The festivals we organize are designed to teach the community about these native cultures and to support native artists. Each festival consists of Heritage Insight programs, performances, artist booths, art demonstrators, and food vendors. The Heritage Insight programs are lectures and panel discussions from prominent members of the community – for the Hopi Festival, we are planning a tour of local fauna with a Hopi botanist, a lecture on recent Hopi art auctions, and a lecture on how eating traditional Hopi foods can improve your health. The performances consist of dance groups and bands – for the Zuni Festival, we had one of only two native marching bands in the country; a traditional family dance group; and Zuni Olla Maidens, women who dance with olla pots on their heads.

Recently, I was invited to attend Hopi Kachina Dances in the villages of Hotevilla and Shungopavi. Dr. Robert Bruenig, the director of the Museum, has close relations with many Hopi families, and was invited to attend the dances. He brought along my supervisor and myself so that we could meet some of the people who would be important to the success of our Hopi Festival of Arts and Culture, which we are in the midst of planning for July 5th and 6th.

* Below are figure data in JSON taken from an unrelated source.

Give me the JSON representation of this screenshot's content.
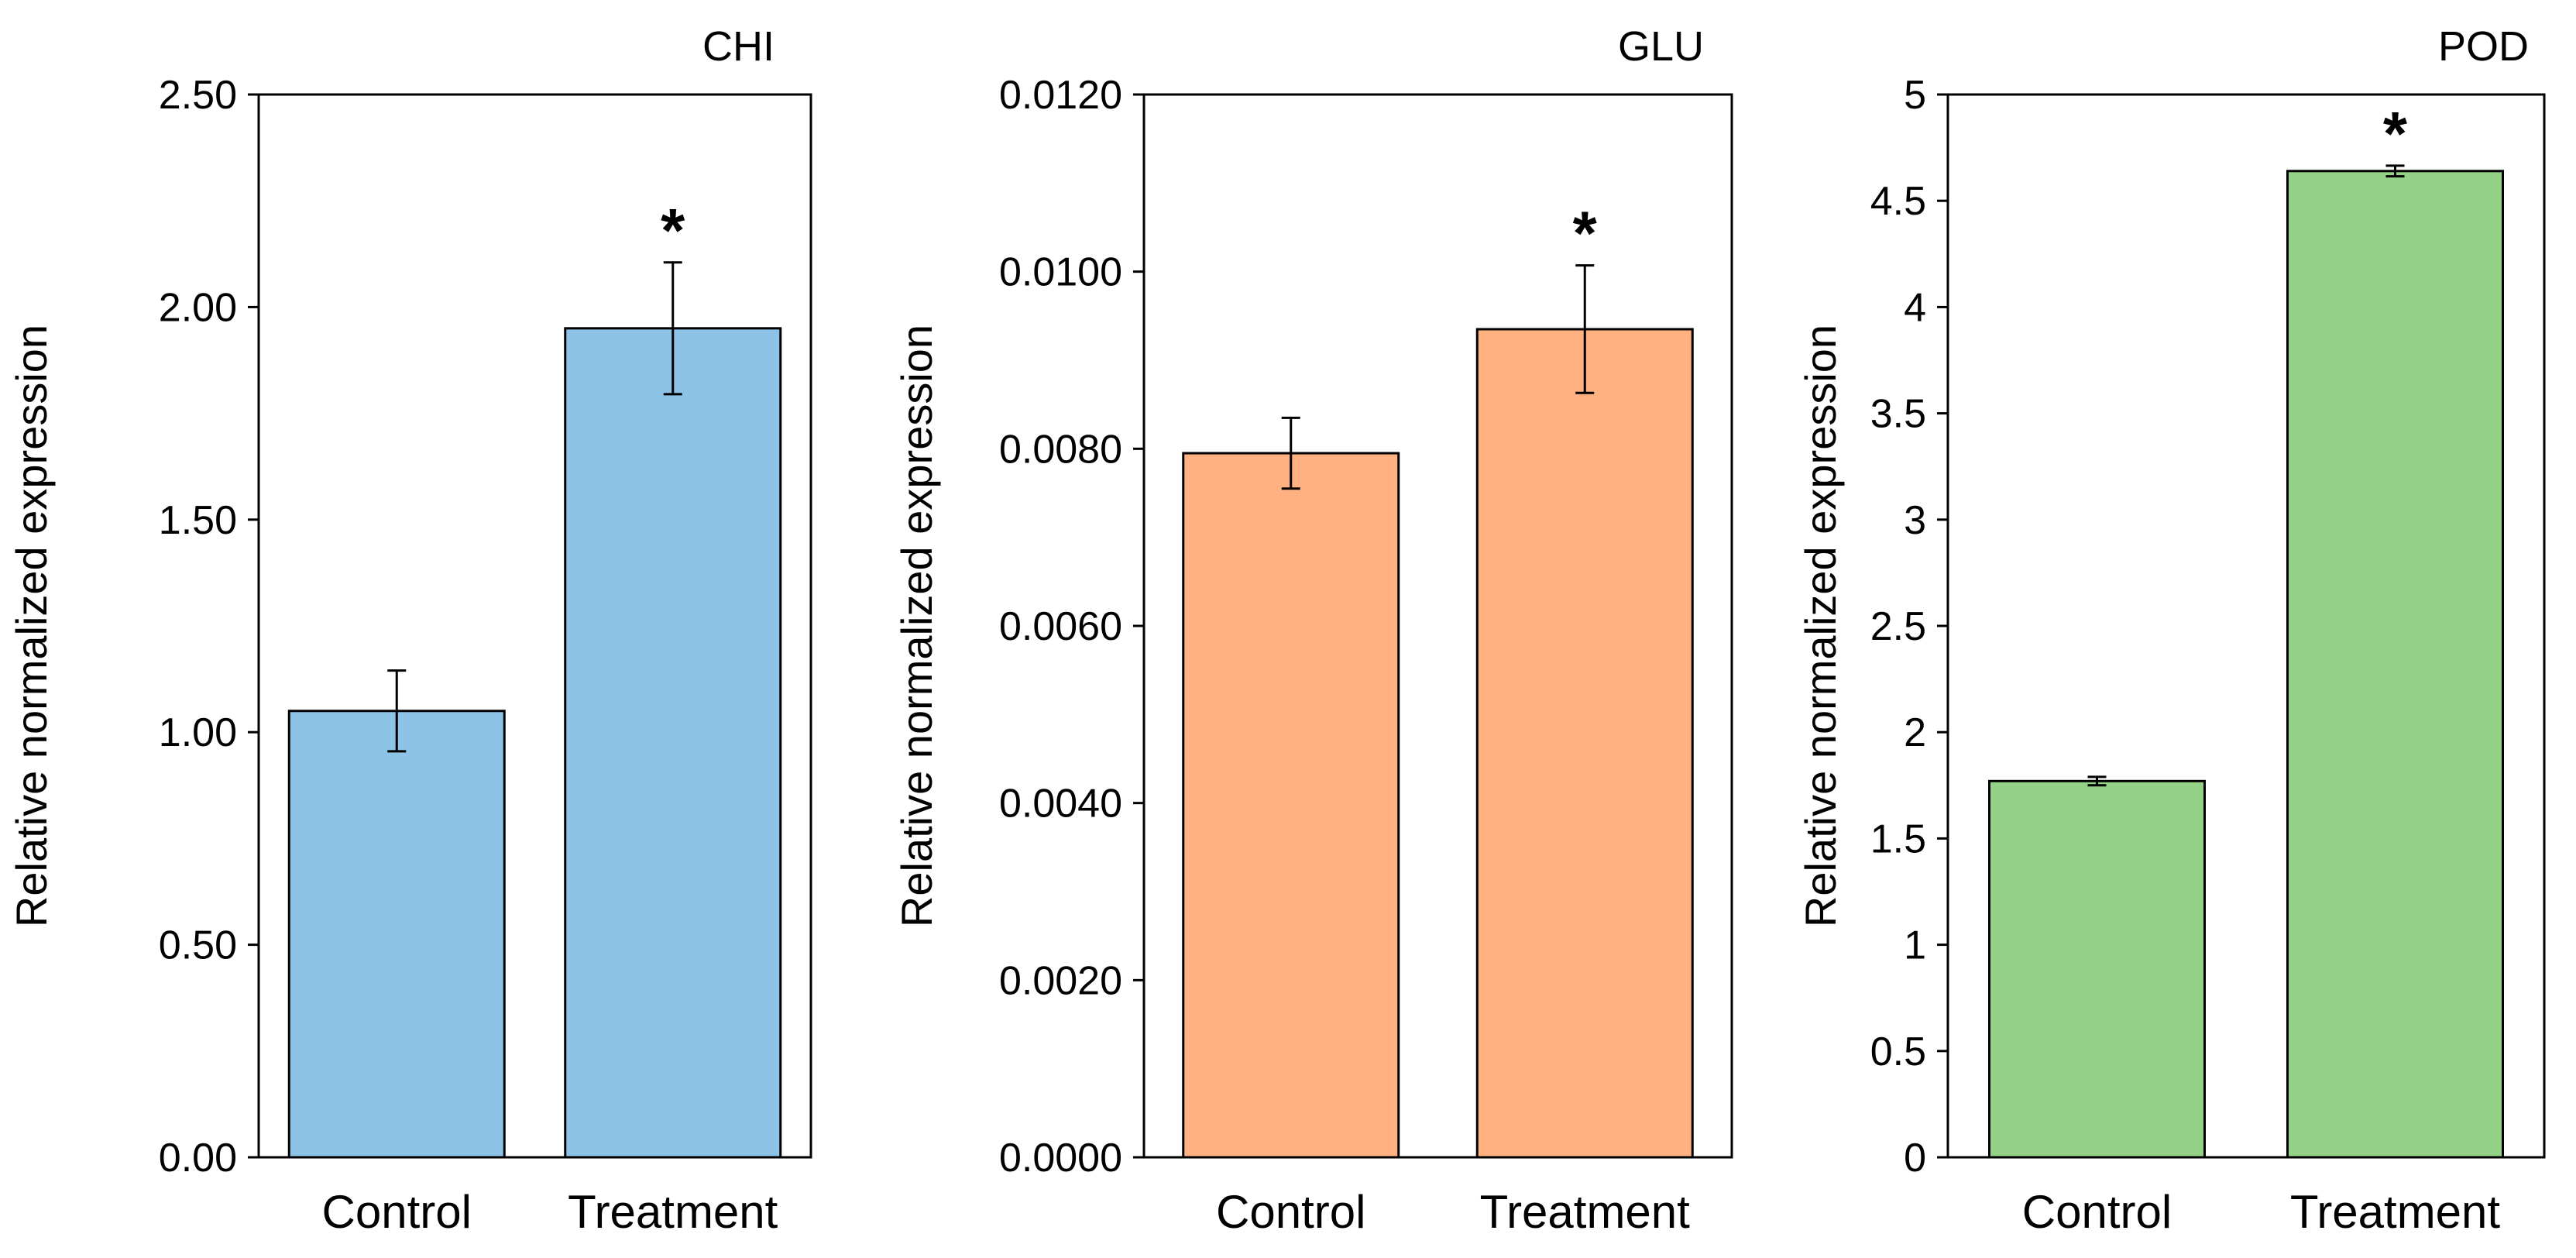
{
  "chart_data": [
    {
      "type": "bar",
      "title": "CHI",
      "ylabel": "Relative normalized expression",
      "xlabel": "",
      "categories": [
        "Control",
        "Treatment"
      ],
      "values": [
        1.05,
        1.95
      ],
      "errors": [
        0.095,
        0.155
      ],
      "significance": [
        "",
        "*"
      ],
      "ylim": [
        0,
        2.5
      ],
      "yticks": [
        0,
        0.5,
        1.0,
        1.5,
        2.0,
        2.5
      ],
      "ytick_labels": [
        "0.00",
        "0.50",
        "1.00",
        "1.50",
        "2.00",
        "2.50"
      ],
      "bar_color": "#8EC3E8",
      "grid": false
    },
    {
      "type": "bar",
      "title": "GLU",
      "ylabel": "Relative normalized expression",
      "xlabel": "",
      "categories": [
        "Control",
        "Treatment"
      ],
      "values": [
        0.00795,
        0.00935
      ],
      "errors": [
        0.0004,
        0.00072
      ],
      "significance": [
        "",
        "*"
      ],
      "ylim": [
        0,
        0.012
      ],
      "yticks": [
        0,
        0.002,
        0.004,
        0.006,
        0.008,
        0.01,
        0.012
      ],
      "ytick_labels": [
        "0.0000",
        "0.0020",
        "0.0040",
        "0.0060",
        "0.0080",
        "0.0100",
        "0.0120"
      ],
      "bar_color": "#FFB182",
      "grid": false
    },
    {
      "type": "bar",
      "title": "POD",
      "ylabel": "Relative normalized expression",
      "xlabel": "",
      "categories": [
        "Control",
        "Treatment"
      ],
      "values": [
        1.77,
        4.64
      ],
      "errors": [
        0.02,
        0.025
      ],
      "significance": [
        "",
        "*"
      ],
      "ylim": [
        0,
        5
      ],
      "yticks": [
        0,
        0.5,
        1,
        1.5,
        2,
        2.5,
        3,
        3.5,
        4,
        4.5,
        5
      ],
      "ytick_labels": [
        "0",
        "0.5",
        "1",
        "1.5",
        "2",
        "2.5",
        "3",
        "3.5",
        "4",
        "4.5",
        "5"
      ],
      "bar_color": "#94D287",
      "grid": false
    }
  ]
}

There are two parts to a Kachina dance – the Kachinas and the clowns. Kachinas are the spirits or gods of the Hopi. They are mostly good – bringing food and blessings. There are ogre Kachinas that are supposed to scare naughty children but they don’t appear in these Kachina dances (there’s a different type of dance for each month). The dances are done by men dressed as Kachinas, with a mask symbolizing which spirit they are representing. We saw quail Kachina, which haven’t been seen for fifty years, and cornboy Kachina, which are more common. The Kachinas do 8 sets of 3 dances each day, from dawn until dusk, with a long lunch break in between. They emerge from the katsinki (spelled phonetically, not accurately. Hopi spelling is hard) for each set, bringing more and more food each time. Every family contributes as much food as they can and the Kachinas distribute it evenly among the crowd. The entire town sits three or four rows deep on the ground along the plaza and on the roofs of the houses along the plaza to watch the dances and the Kachinas throw food to them – fruit and vegetables and bread and popcorn and potato chips and all sorts of food. I got hit in the head with a nectarine, and the man standing next to me caught a loaf of bread like a football.

The clowns perform in between the Kachina dances. The clowns are men painted white or yellow, wearing only loincloths. They represent all that is wrong and un-Hopi – they spend the day encouraging children to curse out their parents and stealing food and mocking the audience. Near the end of the day, the raider Kachinas come out and beat the clowns with branches and throw water on them to punish them. Later, there’s a forgiveness dance where the Kachina and clowns make up and the clowns start behaving better. In this way, the clowns teach the audience how not to behave, but they also teach forgiveness.